You can do anything you set your mind to. This phrase specifically was one that bounced around my brain so often it became a core part of my personal beliefs. Whats the problem with that? It is a encouraging turn of phrase, right? The problem was that it was inaccurate and no matter what I did, I could never seem to do what I was setting my mind to. This is not to say that I didn’t have any successes or achievements to speak of. I did well in school academically and I was a skilled singer and athlete. However, upon further reflection, these were things that I was born with a natural talent for. I never studied because I didn’t need to, nor did I work hard at training my voice. I did voice lessons because I like to spend time with music, not because I was trying hard to achieve something. I don’t say this to brag or shove it in people’s faces that I had natural talent, quite the opposite in fact. My point is that I can’t take credit for these successes. I think that people who had to work for that A+ on the literature essay and took a week to draft it deserve much more attention and accolades than people like me who never had to try.
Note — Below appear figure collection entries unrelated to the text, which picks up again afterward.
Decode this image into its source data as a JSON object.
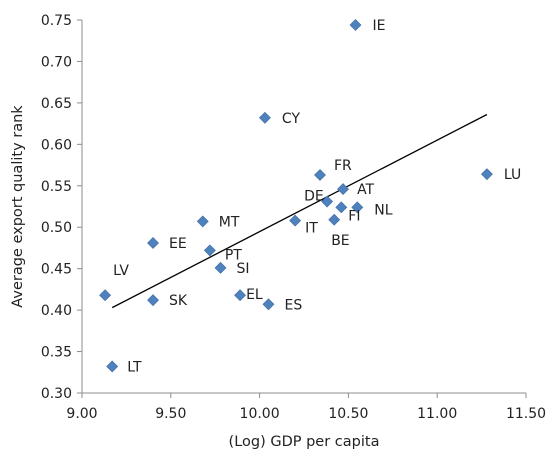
{
  "chart_data": {
    "type": "scatter",
    "xlabel": "(Log) GDP per capita",
    "ylabel": "Average export quality rank",
    "xlim": [
      9.0,
      11.5
    ],
    "ylim": [
      0.3,
      0.75
    ],
    "x_ticks": [
      "9.00",
      "9.50",
      "10.00",
      "10.50",
      "11.00",
      "11.50"
    ],
    "x_tick_values": [
      9.0,
      9.5,
      10.0,
      10.5,
      11.0,
      11.5
    ],
    "y_ticks": [
      "0.30",
      "0.35",
      "0.40",
      "0.45",
      "0.50",
      "0.55",
      "0.60",
      "0.65",
      "0.70",
      "0.75"
    ],
    "y_tick_values": [
      0.3,
      0.35,
      0.4,
      0.45,
      0.5,
      0.55,
      0.6,
      0.65,
      0.7,
      0.75
    ],
    "grid": false,
    "marker_color": "#4F81BD",
    "trendline": {
      "type": "linear",
      "x": [
        9.17,
        11.28
      ],
      "y": [
        0.403,
        0.636
      ],
      "color": "#000000"
    },
    "points": [
      {
        "label": "IE",
        "x": 10.54,
        "y": 0.744
      },
      {
        "label": "CY",
        "x": 10.03,
        "y": 0.632
      },
      {
        "label": "FR",
        "x": 10.34,
        "y": 0.563
      },
      {
        "label": "LU",
        "x": 11.28,
        "y": 0.564
      },
      {
        "label": "AT",
        "x": 10.47,
        "y": 0.546
      },
      {
        "label": "DE",
        "x": 10.38,
        "y": 0.531
      },
      {
        "label": "NL",
        "x": 10.55,
        "y": 0.524
      },
      {
        "label": "FI",
        "x": 10.46,
        "y": 0.524
      },
      {
        "label": "BE",
        "x": 10.42,
        "y": 0.509
      },
      {
        "label": "IT",
        "x": 10.2,
        "y": 0.508
      },
      {
        "label": "MT",
        "x": 9.68,
        "y": 0.507
      },
      {
        "label": "EE",
        "x": 9.4,
        "y": 0.481
      },
      {
        "label": "PT",
        "x": 9.72,
        "y": 0.472
      },
      {
        "label": "SI",
        "x": 9.78,
        "y": 0.451
      },
      {
        "label": "LV",
        "x": 9.13,
        "y": 0.418
      },
      {
        "label": "SK",
        "x": 9.4,
        "y": 0.412
      },
      {
        "label": "EL",
        "x": 9.89,
        "y": 0.418
      },
      {
        "label": "ES",
        "x": 10.05,
        "y": 0.407
      },
      {
        "label": "LT",
        "x": 9.17,
        "y": 0.332
      }
    ]
  }
}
The things that I set my mind to were things that I have never been able to achieve. I believed with my whole heart that the only thing that stood between myself and my goals was grit, energy, and perseverance. I threw everything I had into achieving these goals that, as time went on, I began to feel like I would never reach. Since I had “You can do anything you set your mind to” emblazoned across my heart, it confirmed my feeling that I was a wrong person because surely if people said this phrase to children often it simply had to be true.
It may help to explain what my goals were, specifically the ones I felt like I could never reach. My biggest goal was to connect with people and feel part of my community. I’ve always felt out of step with the world. Trying to socialize with my peers was like talking to someone with a very thick accent. I could tell we were speaking the same language and that there was an expectation that we would be able to understand one another but I just couldn’t decode what they were trying to communicate to me. I could fake my way through it. If “You can do anything you set your mind to” was universally true, as I believed it was, that meant everyone else around me knew it was true. In turn, this meant that if people knew I had this social deficit they would also know that it was entirely my fault. I just wasn’t trying hard enough. They could do it, why was it impossible for me? It couldn’t have been that my brain was wired differently, it was that I must just have a deficit of information. If I could just read about people and characters or observe and decode enough of the behavior of my peers, I could fill in the blanks and do this one thing that had been eluding me. A part of me still wants to believe this. If this could just be true, then the power would be back in my hands and I would have a way to right my wrongs, (of course my differences are not wrongs but that is how it feels sometimes). I wonder if I had communicated these thoughts to the adults in my life if it would have made a difference. Maybe I would have a medical autism diagnosis as a child, but maybe not.